1 Introduction
Osteoarthritis (OA) is a common joint disease with high rate of incidence and wide coverage in the elderly population, which causes a severe economic burden on families and society 1,2. Current research has shown that OA is characterized by cartilage degradation, underlying bone remodeling, and synovial inflammation3. Several risk factors, such as age, gender, obesity and genetics, may affect the development of OA 2,4. Nevertheless, the underlying molecular mechanism among OA remains obscure.
Increasing evidence suggests that low-grade inflammation is a key mediator of the pathogenesis of OA 5. Chondrocytes, as the only cellular component of cartilage, play a central role in the synthesis of cartilage matrix. OA is defined as the accumulation of degenerative factors leading to the decease of chondrocytes and the degradation of extracellular matrix (ECM). During OA, pro-inflammatory factors, such as IL-1β, TNF-α, trigger a series of pathogenic reactions of chondrocytes, promoting inflammation, senescence, and apoptosis6. Current treatment is aimed at relieving the symptoms of OA but cannot slow down disease progression. Therefore, it is necessary to further facilitate identification of emerging pharmaceutical therapies.

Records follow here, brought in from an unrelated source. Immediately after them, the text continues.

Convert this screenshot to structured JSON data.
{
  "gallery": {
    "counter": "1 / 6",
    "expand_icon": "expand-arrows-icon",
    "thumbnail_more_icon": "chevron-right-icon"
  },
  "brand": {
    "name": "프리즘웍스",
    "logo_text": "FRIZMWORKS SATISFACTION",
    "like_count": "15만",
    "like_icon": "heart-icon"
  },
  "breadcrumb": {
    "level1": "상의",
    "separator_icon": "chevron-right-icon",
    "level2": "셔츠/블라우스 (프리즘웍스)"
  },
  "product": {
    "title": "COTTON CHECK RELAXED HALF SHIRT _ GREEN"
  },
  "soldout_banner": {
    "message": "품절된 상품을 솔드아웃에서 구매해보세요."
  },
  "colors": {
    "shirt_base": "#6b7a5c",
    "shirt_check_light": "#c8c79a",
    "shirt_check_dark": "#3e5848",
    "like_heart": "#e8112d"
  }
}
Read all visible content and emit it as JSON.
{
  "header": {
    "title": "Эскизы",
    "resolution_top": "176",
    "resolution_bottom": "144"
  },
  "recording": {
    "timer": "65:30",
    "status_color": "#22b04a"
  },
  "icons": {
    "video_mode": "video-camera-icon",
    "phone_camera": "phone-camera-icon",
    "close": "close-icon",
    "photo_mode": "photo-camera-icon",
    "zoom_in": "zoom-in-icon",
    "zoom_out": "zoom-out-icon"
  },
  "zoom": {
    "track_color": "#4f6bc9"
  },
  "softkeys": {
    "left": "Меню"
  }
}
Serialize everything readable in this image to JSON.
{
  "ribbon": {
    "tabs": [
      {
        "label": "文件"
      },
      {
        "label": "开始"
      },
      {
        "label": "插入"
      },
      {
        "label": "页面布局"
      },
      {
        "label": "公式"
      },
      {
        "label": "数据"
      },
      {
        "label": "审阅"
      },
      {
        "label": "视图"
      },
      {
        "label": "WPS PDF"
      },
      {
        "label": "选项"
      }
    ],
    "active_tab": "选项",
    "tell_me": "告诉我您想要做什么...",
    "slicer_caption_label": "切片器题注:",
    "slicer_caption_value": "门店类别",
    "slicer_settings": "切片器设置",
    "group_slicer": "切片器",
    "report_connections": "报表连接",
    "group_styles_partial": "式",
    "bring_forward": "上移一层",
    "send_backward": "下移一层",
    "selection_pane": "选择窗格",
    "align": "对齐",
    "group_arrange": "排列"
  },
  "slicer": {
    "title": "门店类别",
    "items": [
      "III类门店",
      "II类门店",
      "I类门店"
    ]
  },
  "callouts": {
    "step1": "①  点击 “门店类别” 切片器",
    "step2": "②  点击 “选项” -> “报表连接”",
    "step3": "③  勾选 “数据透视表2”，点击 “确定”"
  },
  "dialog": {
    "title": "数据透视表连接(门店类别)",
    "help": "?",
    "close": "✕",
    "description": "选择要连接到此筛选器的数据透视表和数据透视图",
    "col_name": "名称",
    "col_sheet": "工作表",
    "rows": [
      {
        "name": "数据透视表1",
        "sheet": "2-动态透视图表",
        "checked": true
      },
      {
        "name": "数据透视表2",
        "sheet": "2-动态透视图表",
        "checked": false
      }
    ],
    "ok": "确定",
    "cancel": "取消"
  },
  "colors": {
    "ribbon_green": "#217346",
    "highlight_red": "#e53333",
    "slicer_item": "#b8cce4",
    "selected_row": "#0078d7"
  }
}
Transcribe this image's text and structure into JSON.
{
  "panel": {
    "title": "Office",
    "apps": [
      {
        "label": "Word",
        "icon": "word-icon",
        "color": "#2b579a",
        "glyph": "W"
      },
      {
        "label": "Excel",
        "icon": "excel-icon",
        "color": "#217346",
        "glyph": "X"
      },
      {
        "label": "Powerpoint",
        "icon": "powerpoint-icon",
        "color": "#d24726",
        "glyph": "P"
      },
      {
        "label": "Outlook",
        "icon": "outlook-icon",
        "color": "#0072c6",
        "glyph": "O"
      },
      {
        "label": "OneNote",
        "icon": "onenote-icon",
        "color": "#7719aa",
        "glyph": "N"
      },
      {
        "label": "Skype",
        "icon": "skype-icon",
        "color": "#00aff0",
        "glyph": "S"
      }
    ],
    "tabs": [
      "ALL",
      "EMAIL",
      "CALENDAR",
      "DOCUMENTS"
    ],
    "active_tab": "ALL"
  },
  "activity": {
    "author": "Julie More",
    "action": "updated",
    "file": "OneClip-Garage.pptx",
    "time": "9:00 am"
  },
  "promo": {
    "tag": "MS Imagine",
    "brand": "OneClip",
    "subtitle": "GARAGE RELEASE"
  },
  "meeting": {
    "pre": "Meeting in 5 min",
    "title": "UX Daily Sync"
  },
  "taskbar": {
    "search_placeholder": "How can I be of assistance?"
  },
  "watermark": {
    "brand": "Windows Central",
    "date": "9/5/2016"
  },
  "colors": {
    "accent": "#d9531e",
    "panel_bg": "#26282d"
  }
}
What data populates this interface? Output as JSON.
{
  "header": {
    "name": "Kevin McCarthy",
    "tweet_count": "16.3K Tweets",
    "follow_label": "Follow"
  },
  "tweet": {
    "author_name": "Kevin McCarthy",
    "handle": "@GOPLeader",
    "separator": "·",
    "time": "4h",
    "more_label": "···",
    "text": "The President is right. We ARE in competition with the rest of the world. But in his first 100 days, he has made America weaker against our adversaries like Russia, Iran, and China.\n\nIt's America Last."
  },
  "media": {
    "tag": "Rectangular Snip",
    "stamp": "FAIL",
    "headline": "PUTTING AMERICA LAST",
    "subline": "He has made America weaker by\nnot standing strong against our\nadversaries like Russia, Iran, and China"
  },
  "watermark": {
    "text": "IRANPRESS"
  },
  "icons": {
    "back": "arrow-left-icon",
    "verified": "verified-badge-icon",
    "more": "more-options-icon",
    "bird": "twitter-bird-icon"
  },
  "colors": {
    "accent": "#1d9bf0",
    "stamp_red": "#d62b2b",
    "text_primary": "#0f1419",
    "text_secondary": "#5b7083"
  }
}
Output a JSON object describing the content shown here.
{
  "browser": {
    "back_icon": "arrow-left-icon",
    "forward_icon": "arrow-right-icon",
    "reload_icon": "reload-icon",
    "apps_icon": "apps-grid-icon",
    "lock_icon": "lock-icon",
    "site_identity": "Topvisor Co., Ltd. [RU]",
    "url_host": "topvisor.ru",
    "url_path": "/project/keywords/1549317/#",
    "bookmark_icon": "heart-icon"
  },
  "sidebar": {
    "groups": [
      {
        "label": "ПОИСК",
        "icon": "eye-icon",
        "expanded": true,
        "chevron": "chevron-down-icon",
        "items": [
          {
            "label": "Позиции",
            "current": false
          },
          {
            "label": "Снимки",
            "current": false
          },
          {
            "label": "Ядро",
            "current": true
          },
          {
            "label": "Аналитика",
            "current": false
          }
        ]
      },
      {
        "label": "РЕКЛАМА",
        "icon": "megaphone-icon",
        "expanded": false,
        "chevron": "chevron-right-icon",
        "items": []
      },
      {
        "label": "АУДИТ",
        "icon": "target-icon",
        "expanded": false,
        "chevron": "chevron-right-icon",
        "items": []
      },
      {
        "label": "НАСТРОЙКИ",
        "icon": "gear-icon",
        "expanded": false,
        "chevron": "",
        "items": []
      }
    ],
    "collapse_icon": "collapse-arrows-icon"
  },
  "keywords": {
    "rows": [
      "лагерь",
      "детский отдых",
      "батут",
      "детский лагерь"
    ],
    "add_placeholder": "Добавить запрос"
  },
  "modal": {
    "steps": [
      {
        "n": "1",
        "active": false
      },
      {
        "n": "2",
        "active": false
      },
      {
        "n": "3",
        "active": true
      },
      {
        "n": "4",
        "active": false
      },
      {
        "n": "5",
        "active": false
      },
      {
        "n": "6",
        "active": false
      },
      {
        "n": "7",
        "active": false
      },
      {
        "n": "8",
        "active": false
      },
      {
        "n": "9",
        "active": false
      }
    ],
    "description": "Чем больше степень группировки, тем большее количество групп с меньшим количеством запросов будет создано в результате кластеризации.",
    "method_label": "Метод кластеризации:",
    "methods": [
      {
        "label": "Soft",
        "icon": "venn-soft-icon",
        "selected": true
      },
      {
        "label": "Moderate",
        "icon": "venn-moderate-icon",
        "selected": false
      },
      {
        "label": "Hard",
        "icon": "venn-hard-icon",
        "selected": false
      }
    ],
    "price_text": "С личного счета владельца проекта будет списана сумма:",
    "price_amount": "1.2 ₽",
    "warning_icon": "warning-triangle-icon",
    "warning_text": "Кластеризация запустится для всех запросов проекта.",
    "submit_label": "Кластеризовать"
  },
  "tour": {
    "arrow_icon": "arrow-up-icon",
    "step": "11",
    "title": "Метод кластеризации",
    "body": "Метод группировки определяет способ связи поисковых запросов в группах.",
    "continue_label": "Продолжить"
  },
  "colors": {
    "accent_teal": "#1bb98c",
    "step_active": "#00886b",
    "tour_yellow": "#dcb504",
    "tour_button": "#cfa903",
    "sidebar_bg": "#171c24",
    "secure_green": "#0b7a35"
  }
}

Empagliflozin (Empa), a selective inhibitor of sodium-glucose cotransporter-2 (SGLT2), lowers blood sugar by reducing glucose reabsorption in the renal tubules. Various studies showed favorable effects of Empa on glycaemic improvement, body weight, blood pressure, arterial stiffness, and endothelial function 7-9. In recent years, Empa has been reported to regulate macrophage polarity and exert anti-inflammatory effects 10. Also, Empa has hepatic protective effect against cholestatic liver injury via its anti-oxidant and anti-inflammatory properties 11. However, the effect of Empa on inflammation and senescence in OA has not been reported yet
In our study, we hypothesized that Empa might inhibit inflammation in chondrocytes during the process of OA. We concentrated on the anti-inflammatory effect of Empa on chondrocytes and the underlying mechanism. We hope that our study will provide a new therapeutic approach for the treatment of OA in the future.